If you've ever suspected that work wasn't good for you, then a new study reveals you were right all along. The researchers discovered that two thirds of people are working in offices, factories and warehouses which are gross enough to constitute a health hazard.

The study, by Hayward Baker, found that 35% of people have already picked up an illness at work, and one in five have been struck down with food poisoning or caught a stomach bug because of dirty conditions. The biggest complaints were slippery floors, unhygienic work colleagues, unsanitary toilet facilities, cluttered floors and dirty kitchens.

Of course, it shouldn't be overlooked that Hayward Baker is a personal injury lawyer, so has a vested interest in reminding people of the risks at work and how much compensation people could apply for if they suffer as a result.


However, the study reflects findings by the University of Salford that our computer and phone are home to around 10 million bacteria - 400 times more than the average toilet seat. It added that unhygienic working conditions are a key contributor to the 131 million working days lost in the UK to illness.

The experts behind this study, however, didn't focus on the cash you could get from your boss if work makes you ill - but on preventing the illness in the first place.
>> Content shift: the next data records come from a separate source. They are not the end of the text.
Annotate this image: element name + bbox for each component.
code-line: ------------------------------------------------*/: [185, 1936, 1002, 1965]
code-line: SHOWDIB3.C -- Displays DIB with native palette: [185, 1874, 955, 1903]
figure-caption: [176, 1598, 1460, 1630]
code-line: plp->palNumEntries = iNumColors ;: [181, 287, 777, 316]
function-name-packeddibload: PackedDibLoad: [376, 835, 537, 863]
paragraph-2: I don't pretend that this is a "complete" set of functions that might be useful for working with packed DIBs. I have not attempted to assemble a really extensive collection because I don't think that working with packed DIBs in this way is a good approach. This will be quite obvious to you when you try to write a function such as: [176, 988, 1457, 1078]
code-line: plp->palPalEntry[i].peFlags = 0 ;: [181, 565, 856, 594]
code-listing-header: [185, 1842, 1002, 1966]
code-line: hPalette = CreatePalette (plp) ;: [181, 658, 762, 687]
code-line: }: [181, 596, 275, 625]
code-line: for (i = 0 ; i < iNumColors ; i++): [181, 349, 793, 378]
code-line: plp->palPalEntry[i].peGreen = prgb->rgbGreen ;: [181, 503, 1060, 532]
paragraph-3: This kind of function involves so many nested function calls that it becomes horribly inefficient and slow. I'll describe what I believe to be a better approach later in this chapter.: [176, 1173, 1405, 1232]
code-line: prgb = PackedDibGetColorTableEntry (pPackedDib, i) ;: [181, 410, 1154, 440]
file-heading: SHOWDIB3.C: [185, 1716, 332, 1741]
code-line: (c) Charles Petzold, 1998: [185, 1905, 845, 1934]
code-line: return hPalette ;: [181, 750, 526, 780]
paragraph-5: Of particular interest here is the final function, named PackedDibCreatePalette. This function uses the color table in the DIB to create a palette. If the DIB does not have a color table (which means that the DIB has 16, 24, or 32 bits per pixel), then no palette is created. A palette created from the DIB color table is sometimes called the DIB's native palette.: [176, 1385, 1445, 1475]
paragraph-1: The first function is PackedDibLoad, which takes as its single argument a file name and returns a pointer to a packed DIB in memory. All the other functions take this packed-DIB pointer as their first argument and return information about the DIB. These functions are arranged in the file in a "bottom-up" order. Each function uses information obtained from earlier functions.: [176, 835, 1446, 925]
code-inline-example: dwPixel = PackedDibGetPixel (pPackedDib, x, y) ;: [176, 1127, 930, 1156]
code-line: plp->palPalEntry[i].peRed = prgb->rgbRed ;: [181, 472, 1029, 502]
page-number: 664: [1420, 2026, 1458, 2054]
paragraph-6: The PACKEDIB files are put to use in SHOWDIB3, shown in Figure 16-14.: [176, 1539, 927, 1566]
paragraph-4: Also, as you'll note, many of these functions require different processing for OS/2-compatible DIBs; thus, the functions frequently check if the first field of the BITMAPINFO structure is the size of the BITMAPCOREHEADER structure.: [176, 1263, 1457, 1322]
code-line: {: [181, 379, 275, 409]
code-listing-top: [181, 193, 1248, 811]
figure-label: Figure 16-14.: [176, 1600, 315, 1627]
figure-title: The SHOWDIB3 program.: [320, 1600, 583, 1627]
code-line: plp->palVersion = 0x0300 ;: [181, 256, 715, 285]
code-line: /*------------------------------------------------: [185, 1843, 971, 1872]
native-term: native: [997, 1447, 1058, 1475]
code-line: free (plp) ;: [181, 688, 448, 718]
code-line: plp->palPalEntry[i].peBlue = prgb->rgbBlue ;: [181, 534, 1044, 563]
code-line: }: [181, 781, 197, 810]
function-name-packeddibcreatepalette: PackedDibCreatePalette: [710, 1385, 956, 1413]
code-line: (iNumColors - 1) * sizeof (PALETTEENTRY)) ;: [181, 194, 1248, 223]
They suggest five steps to stop work making you ill.

1. Every working day should start with washing your hands - particularly if you have travelled to work on public transport. It's also essential that everyone washes their hands for at least 20 seconds after using the bathroom.

2. It's also worth taking anti-bacterial gel to work, and applying it after leaving the bathroom, and throughout the day. You should also take in anti-bacterial wipes or spray, to clean down your desk, phone and computer at the start of each day, and before you eat. Of course, the idea is that the office is cleaned overnight or early in the morning, but nobody has as much a vested interest in banishing bacteria from your desk as you do.

3. You need to apply some basic common sense too. If the kitchen at work is a disaster zone, and the fridge is filled with rotting food, then don't use it. Have a word with your boss to see if you can get it cleaned up, but until it's fit to use, err on the safe side.

4. Likewise if the closest bathroom is a disaster zone, it may be worth taking a trip to a quieter area of the workplace, where the toilets are used less heavily.

5. From an injury perspective, 'slippy floors' need to be reported, and if nothing is done about it, you might have to find an alternative route through the workplace. Meanwhile, cluttered floors need to be cleared. It may not be your job to do this sort of thing, but if you're worried about tripping over something, the most sensible thing to do is to move it - rather than wait to break your ankle on it and sue the company.

These small steps should help address some of the biggest issues in the workplace, and keep you safe. Quite what you do about 'unsanitary colleagues' may be a slightly more sensitive issue.